Madrid propose donc « d'adapter » l'objectif d'inflation de la BCE d'une « inflation inférieure mais proche de 2 % pour l'ensemble de la zone euro » en « prenant compte non seulement de l'inflation moyenne, mais aussi de la variation entre les pays et des conditions différentes. »

Critique voilée de la BCE de l'ère Trichet

C'est une des premières fois qu'un gouvernement de la zone euro fait un bilan sévère des années où Jean-Claude Trichet dirigeait la BCE. Durant les années 2003-2007, la politique monétaire de la BCE a généré de graves bulles immobilières en Irlande et en Espagne, tandis qu'elle alimentait la dette publique et privée en Grèce et au Portugal.
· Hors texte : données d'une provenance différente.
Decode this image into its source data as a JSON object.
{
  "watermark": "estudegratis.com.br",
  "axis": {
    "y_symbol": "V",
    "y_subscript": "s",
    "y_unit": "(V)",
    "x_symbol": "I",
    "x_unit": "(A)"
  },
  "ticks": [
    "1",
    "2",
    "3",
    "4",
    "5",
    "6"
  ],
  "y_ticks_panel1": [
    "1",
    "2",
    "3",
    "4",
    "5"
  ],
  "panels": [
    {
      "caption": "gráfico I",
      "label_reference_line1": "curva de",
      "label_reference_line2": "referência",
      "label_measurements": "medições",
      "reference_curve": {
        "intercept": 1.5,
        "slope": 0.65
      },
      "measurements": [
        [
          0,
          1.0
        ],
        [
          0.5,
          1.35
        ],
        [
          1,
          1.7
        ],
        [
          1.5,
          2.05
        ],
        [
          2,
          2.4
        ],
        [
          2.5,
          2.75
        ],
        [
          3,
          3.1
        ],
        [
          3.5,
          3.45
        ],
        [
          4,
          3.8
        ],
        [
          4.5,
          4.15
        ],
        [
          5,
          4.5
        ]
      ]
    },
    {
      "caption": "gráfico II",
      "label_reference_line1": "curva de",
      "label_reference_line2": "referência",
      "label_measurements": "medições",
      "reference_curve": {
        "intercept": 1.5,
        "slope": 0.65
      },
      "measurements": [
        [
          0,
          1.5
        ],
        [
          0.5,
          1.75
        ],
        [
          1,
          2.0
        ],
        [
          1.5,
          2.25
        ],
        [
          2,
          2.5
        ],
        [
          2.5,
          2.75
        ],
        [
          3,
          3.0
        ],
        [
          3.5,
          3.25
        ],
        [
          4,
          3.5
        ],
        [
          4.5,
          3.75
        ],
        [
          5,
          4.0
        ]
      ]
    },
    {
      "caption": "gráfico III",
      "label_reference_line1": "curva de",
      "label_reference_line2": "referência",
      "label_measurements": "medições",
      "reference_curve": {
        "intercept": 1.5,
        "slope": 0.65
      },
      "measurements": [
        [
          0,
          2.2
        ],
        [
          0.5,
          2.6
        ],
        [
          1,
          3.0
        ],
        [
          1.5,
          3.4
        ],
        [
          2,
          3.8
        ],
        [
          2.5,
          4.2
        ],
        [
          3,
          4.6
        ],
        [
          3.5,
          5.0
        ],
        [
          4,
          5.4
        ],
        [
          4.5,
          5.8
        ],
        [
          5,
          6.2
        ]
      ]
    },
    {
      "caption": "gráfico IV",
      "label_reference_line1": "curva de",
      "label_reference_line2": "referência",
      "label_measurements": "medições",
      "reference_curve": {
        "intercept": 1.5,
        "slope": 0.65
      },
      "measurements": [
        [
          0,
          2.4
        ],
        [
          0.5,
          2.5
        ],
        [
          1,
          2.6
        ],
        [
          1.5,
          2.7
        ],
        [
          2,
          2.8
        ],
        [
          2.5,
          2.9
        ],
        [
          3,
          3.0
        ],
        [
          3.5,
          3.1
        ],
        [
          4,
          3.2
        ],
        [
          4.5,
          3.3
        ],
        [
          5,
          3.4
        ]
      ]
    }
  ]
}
De plus, la BCE ne semble pas avoir pris conscience de l'écart qui se dessinait entre une Allemagne menant une politique de désinflation compétitive par une forte modération salariale visant en réalité un objectif d'inflation nulle et le reste de la zone euro. Ce document du gouvernement espagnol est donc une charge à peine voilée contre l'ancien président de la BCE qui, depuis sa sortie de charge en 2011, ne cesse de se justifier, reportant toute la responsabilité de la crise sur les Etats et les salariés.
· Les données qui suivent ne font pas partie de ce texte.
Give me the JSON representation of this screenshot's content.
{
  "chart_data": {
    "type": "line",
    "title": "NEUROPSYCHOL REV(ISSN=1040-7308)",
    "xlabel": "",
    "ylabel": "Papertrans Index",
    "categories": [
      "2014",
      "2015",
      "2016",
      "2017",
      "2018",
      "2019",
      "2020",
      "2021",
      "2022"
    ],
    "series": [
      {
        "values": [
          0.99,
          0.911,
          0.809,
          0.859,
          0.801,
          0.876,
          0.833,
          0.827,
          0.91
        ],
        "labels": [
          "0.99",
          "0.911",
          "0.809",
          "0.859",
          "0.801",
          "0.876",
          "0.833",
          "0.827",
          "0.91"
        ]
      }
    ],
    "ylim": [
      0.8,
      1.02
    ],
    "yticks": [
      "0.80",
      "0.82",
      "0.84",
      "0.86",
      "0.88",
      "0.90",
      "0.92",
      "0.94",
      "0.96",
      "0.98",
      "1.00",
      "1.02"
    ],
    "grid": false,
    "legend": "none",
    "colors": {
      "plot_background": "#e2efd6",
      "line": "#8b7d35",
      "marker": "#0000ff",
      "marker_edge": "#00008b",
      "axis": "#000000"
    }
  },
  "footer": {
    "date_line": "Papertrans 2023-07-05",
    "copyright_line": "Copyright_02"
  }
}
La BCE dans le sillage de la Fed

Madrid entend désormais clairement placer la BCE dans le sillage de la Fed et évoque aussi des objectifs de PIB et d'emploi « comme les autres banques centrales du monde. » Enfin, Mariano Rajoy qui n'a cessé de vanter ses résultats économiques soulignent que son pays demeure exposé à des chocs externes. C'est un coup de canif dans la narration européenne d'une austérité qui aurait fini par porter ses fruits et dont l'Espagne devient un des exemples favoris. Cette narration avait fait de Madrid un allié très proche de Berlin. Avec l'évolution politique interne du pays, il semble que ce temps soit bel et bien révolu. L'Allemagne pourrait désormais se tourner plutôt vers Paris qui semble d'accord pour faire des propositions beaucoup moins ambitieuses.

Vouée à l'échec

La proposition espagnole a-t-elle des chances de voir le jour ? C'est peu probable. Si l'objectif des 2 % n'est pas dans les traités, le statut d'indépendance de la BCE empêche toute demande des gouvernements sur ce sujet. Changer ce statut, rajouter un objectif passera obligatoirement par un changement de traité. Or, ni Berlin, ni Paris ne veulent modifier les traités, car ce serait alors ouvrir la boîte de Pandore des demandes britanniques. Surtout, ce serait s'exposer à un vote de rejet des électorats. Enfin, la proposition espagnole a de quoi effrayer la pensée économique allemande. Selon cette dernière, la stabilité monétaire est la clé de voûte du reste : la croissance, l'emploi et l'intégration des différents Etats. Pour les économistes libéraux allemands - et pour Jean-Claude Trichet dans sa justification - si cela n'a pas fonctionné avant 2008, c'est précisément parce que cette stabilité n'a pas été suffisamment respectée en raison des dérives budgétaires des États. Voilà pourquoi, jusqu'ici, « l'intégration européenne » a été approfondi d'abord par des mesures de contrôle budgétaire : Two-Pack, Six-Pack, pacte budgétaire... L'union bancaire s'est faite a minima avec peu de responsabilité commune, tandis que le Mécanisme européen de stabilité est fondé sur des « politiques d'ajustement. » Bref, la proposition de Madrid semble, malgré sa pertinence, vouée à l'échec.